As research has shown, a long-term strategy leads to long term growth. It nurtures your leads with valuable content, establishing familiarity and loyalty and creating an optimal buying environment so that when your audience is ready to make a purchase, the sales push works. As a result, the purchase risk is significantly reduced, and a higher-value customer is encouraged. Achieving this optimal balance of long-term brand building and short-term sales activity will then accelerate business growth.
A strategy for both B2B and B2C markets
In the B2B market, sales journeys are complex, and decisions take longer. So, a short-term, repetitive ‘buy now’ message can be off-putting. Instead, a softer approach of maintaining brand awareness will ensure you are front of mind when a company is ready to make a purchase decision.
Integrating short- and long-term strategies works for B2C audiences too. Consumers aren’t always thinking about your brand. By offering valuable content, you maintain engagement and nurture the buying environment for when the time is right.
How to leverage the investment of a long-term strategy
The key to the success of a long-term strategy is having a plan of action. The first step is creating a brand idea – determining your brand’s position, its role in the world and why people should care. This idea can then be brought to life via content delivered through different channels.
As content is shared, you need steps for follow-up. How will you respond to engagement and create a buying environment that might not be right now but in days, weeks or months to come? For example, brand awareness content, such as thought leadership articles, can be used as data-capture tools, encouraging your leads to sign up to download your information and receive future communication from you.
Measuring the ROI
Many businesses skew away from long-term strategies because the results are more difficult to measure. In contrast to traditional advertising, we have become accustomed to analysing clicks and interactions in today’s digital-first society.
To evaluate the value of long-term strategies, we need to take a more expansive view. How are your overall sales impacted? What is your customer retention rate? Look at trends, press coverage, correlations with website traffic, mentions and engagement with your brand. Before and after focus groups are also an effective way to measure awareness.
Furthermore, sales teams need to be determining the triggers that have motivated incoming enquiries, identifying where a lead has come from. As well as informing ROI, this exploration will then also help craft the message to aid conversions.
Making the switch
The more prolonged short-term sales activity is pursued in isolation, the harder it is to make the switch as you grow accustomed to delivering results each week. Conversely, by adopting a change in mindset and accepting that you may not see results instantly, you will be investing in the future.
Social and media channels can be used for an integrated approach of both short- and long-term strategies.
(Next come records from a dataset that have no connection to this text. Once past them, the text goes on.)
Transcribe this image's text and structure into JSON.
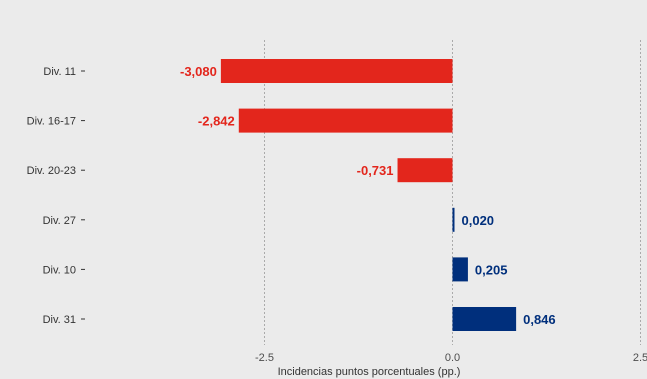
{
  "chart_data": {
    "type": "bar",
    "orientation": "horizontal",
    "categories": [
      "Div. 11",
      "Div. 16-17",
      "Div. 20-23",
      "Div. 27",
      "Div. 10",
      "Div. 31"
    ],
    "values": [
      -3.08,
      -2.842,
      -0.731,
      0.02,
      0.205,
      0.846
    ],
    "value_labels": [
      "-3,080",
      "-2,842",
      "-0,731",
      "0,020",
      "0,205",
      "0,846"
    ],
    "x_ticks": [
      -2.5,
      0.0,
      2.5
    ],
    "x_tick_labels": [
      "-2.5",
      "0.0",
      "2.5"
    ],
    "xlabel": "Incidencias puntos porcentuales (pp.)",
    "ylabel": "",
    "title": "",
    "grid": "vertical dashed at ticks",
    "legend": "none",
    "colors": {
      "negative": "#e3261c",
      "positive": "#002f7c",
      "background": "#ebebeb",
      "grid": "#9a9a9a"
    }
  }
}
Balance your short-term sales incentives with brand awareness content on social channels that requires the investment of time but not necessarily budget. Build a voice on digital platforms, consistently sharing content and offering opinions. Then, as your profile builds, the online algorithms will help ensure that the relevant audience sees your message. Later, you may choose to invest some budget in this strategy to expand your reach further.
As our Director of HeadOn PR, Verity Blake, discusses with guest Chris Moody, Founder of Mobius Strategy Limited, on The Art of PR podcast, many businesses do not have a sales problem but a buying problem. Therefore, they need to refocus on their customers and potential customers, giving them enough information about the brand for them to want or be able to buy. It takes a bold and enlightened business owner to recognise that adjustments in strategy are needed. However, by making these adjustments to an integrated long- and short-term approach, they will see bigger, better and more sustainable results.